Казалось, что Туцци действительно хотелось говорить на эту тему, и впечатление, что он страдает, создавала явно его неуверенность, Ульрих ответил не сразу, и он продолжал:
— Когда говорят «душа-человек», имеют в виду надежного, исполнительного, искреннего малого, — у меня есть такой директор канцелярии. Но ведь это же в конце концов свойства несамостоятельности! Или душа считается свойством женщин — а это приблизительно то же самое, что сказать, что они чаще плачут, чем мужчины, и чаще краснеют…
— У вашей супруги есть душа, — поправил его Ульрих с такой серьезностью, словно устанавливал, что у нее иссиня-черные волосы.

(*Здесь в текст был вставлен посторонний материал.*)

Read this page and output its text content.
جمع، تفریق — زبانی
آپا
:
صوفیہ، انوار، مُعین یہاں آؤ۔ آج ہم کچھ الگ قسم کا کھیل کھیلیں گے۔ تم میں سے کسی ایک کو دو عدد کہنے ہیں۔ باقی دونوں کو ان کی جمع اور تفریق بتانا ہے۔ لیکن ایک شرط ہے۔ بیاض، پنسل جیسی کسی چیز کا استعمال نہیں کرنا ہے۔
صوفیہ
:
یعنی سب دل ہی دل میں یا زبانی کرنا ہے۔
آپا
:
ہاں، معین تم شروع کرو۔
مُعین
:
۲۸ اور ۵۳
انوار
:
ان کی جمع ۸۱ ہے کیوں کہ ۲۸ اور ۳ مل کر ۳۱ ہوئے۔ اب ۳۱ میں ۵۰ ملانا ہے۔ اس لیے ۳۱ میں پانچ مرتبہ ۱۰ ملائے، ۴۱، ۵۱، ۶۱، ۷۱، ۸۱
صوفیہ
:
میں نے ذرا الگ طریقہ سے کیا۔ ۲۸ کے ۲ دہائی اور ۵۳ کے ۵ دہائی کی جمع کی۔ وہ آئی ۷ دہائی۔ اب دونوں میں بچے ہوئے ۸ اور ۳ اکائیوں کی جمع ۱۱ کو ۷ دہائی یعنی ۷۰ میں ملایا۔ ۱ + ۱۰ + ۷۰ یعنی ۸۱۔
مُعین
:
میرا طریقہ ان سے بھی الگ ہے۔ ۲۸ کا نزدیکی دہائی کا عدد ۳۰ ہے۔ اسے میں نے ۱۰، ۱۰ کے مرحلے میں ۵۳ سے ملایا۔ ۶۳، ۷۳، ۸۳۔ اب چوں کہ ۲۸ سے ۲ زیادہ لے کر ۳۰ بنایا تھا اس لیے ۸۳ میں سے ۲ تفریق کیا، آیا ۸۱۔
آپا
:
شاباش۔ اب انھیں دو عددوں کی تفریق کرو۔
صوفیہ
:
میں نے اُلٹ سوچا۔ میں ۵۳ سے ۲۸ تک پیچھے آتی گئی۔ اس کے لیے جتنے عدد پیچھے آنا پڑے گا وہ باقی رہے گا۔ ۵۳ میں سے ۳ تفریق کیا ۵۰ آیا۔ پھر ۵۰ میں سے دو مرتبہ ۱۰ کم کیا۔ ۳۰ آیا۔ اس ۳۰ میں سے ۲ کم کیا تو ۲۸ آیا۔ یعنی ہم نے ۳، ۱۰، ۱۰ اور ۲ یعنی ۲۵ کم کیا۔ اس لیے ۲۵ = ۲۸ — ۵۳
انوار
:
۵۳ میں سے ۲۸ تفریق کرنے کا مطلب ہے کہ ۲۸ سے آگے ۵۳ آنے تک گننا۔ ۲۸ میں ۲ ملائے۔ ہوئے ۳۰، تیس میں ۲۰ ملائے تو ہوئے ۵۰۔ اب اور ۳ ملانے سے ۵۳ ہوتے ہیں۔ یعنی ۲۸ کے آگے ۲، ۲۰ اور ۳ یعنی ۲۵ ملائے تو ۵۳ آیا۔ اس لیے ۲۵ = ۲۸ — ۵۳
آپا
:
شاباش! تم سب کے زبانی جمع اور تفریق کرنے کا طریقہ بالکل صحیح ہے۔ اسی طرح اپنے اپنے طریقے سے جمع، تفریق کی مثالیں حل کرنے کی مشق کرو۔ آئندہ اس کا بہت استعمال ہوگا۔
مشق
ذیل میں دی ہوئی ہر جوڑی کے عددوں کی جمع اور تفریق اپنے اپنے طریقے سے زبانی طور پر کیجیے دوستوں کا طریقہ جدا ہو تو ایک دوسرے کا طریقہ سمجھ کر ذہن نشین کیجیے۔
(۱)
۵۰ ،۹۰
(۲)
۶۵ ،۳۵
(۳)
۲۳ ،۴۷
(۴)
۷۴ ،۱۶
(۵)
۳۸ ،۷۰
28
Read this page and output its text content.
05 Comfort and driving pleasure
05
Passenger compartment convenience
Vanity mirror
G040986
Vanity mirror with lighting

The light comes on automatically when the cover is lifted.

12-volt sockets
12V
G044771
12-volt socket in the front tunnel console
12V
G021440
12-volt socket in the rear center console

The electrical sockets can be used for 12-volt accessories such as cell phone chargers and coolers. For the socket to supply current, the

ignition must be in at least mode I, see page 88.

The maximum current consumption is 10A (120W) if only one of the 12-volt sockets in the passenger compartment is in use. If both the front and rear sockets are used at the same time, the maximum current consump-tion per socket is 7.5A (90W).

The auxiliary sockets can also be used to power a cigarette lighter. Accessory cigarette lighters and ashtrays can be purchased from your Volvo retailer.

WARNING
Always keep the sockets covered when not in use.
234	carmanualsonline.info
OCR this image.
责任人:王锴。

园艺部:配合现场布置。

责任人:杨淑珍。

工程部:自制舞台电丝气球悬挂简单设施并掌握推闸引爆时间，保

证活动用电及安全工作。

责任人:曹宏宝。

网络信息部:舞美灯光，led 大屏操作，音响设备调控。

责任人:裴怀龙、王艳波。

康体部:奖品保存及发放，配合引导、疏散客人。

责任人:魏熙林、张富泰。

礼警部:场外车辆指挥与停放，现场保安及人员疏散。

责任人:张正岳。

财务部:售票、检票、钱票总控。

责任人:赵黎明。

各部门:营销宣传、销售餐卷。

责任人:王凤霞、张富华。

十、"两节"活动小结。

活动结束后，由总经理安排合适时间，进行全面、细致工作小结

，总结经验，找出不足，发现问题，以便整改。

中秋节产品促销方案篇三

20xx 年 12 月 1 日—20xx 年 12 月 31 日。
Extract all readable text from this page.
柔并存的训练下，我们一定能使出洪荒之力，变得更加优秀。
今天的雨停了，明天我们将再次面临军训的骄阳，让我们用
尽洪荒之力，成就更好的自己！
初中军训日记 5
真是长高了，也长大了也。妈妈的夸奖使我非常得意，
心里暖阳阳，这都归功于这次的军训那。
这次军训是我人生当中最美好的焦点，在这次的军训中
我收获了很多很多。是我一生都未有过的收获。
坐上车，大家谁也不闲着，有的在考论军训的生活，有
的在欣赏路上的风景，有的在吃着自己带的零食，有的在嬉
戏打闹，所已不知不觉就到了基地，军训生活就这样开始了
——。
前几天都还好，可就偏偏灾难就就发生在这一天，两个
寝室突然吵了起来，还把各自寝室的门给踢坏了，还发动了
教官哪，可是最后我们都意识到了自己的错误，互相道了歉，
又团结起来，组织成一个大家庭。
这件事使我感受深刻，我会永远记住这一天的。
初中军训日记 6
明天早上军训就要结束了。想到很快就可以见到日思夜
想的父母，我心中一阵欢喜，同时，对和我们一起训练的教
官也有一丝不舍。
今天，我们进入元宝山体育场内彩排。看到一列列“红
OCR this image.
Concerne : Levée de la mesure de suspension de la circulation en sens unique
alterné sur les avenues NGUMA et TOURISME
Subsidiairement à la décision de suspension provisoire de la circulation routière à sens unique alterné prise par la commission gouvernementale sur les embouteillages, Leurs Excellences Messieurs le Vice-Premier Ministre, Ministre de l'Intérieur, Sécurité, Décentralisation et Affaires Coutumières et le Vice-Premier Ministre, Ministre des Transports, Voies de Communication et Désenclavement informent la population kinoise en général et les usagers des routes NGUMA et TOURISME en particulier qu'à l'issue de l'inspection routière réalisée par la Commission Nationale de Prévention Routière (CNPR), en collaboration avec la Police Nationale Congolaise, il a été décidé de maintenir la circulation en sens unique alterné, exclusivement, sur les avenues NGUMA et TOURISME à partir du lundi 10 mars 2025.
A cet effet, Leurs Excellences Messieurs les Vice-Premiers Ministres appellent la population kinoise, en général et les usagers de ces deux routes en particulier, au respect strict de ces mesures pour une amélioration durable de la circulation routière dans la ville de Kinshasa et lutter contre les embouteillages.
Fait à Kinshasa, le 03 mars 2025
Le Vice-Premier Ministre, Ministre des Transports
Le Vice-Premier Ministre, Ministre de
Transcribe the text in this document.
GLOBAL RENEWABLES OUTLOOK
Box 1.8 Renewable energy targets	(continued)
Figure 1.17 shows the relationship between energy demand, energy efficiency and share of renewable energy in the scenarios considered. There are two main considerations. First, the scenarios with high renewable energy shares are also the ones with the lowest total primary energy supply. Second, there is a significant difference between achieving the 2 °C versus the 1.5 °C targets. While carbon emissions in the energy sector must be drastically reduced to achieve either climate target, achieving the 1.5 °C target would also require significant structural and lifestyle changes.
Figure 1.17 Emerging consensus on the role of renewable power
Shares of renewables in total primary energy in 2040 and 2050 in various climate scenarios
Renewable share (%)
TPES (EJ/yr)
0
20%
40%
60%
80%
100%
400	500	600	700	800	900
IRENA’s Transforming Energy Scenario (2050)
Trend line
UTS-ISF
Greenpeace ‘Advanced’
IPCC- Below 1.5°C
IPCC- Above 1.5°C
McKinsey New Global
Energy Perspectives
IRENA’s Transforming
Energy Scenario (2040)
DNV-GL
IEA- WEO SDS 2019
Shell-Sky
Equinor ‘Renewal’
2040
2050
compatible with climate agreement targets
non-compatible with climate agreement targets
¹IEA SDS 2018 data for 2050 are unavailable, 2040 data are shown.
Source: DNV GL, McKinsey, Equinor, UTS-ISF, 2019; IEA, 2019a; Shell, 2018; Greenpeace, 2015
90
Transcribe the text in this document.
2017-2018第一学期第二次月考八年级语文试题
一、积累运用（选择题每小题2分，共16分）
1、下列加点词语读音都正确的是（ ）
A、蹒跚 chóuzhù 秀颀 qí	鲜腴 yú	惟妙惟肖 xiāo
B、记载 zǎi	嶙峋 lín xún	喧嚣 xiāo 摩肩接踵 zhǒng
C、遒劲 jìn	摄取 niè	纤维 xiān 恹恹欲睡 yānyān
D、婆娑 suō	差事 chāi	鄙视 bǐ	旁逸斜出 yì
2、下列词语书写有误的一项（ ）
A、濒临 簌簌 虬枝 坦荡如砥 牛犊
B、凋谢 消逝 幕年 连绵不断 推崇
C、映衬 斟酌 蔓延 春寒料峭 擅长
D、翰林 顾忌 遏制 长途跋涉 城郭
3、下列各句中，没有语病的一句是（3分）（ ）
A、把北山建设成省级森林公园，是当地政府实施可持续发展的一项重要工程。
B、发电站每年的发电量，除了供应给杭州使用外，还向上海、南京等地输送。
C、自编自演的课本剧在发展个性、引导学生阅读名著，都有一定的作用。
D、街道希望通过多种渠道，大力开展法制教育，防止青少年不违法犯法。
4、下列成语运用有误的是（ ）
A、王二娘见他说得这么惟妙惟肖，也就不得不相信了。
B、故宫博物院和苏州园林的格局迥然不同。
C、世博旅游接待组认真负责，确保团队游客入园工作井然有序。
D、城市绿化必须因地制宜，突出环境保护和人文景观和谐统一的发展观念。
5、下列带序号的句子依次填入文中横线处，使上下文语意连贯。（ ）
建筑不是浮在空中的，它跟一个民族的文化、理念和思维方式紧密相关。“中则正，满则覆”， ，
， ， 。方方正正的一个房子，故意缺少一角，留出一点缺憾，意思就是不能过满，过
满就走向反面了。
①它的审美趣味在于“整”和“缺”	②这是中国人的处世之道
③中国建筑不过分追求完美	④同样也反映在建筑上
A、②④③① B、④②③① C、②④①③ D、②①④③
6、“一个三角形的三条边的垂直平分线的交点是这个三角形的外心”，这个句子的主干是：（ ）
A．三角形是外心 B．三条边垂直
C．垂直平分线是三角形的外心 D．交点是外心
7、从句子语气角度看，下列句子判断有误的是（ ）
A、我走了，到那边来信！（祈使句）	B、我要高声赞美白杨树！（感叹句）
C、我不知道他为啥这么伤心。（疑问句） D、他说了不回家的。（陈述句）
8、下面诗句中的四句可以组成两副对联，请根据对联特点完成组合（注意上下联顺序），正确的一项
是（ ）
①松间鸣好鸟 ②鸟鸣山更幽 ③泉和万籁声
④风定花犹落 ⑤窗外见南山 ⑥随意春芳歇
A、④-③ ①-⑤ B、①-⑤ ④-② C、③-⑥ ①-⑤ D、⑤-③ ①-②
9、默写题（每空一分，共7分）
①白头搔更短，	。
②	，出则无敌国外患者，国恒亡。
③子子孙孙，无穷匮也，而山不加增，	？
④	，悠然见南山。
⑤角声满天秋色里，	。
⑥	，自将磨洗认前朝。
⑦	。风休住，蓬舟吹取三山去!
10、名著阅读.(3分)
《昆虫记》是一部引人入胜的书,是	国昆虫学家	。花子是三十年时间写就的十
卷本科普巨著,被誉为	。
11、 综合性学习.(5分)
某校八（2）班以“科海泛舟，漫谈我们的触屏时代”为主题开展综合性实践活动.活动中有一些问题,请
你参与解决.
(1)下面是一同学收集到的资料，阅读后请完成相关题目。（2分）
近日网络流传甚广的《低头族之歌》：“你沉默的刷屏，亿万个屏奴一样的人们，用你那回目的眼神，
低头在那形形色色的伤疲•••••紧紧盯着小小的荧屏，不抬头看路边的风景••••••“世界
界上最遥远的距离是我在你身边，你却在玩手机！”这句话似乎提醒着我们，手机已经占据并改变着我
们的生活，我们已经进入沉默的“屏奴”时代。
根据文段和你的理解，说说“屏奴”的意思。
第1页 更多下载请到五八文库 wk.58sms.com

Лицо Туцци слегка побледнело.
— У моей жены есть ум, — сказал он медленно, — она по праву слывет умной женщиной. Я иногда мучаю ее и упрекаю в эстетстве. Тогда она сердится. Но это еще не душа… — Он немного подумал. — Встречали вы когда-нибудь женщин мистического толка? — спросил он затем. — Она прочтет вам будущее по руке или по волоску, иной раз поразительно верно. Что ж, особый дар или трюк. Но можете ли вы вложить в это какой-нибудь смысл, если вам говорят, например, что налицо предвестия эпохи, когда наши души будут глядеть друг на друга как бы без посредства чувств? Причем, — быстро добавил он, — понимать это нужно не просто фигурально, а так, что если вы, что бы вы ни делали, человек нехороший, то сегодня, поскольку эпоха пробуждающейся души уже наступила, это почувствуют гораздо яснее, чем в прежние века! Вы в это верите?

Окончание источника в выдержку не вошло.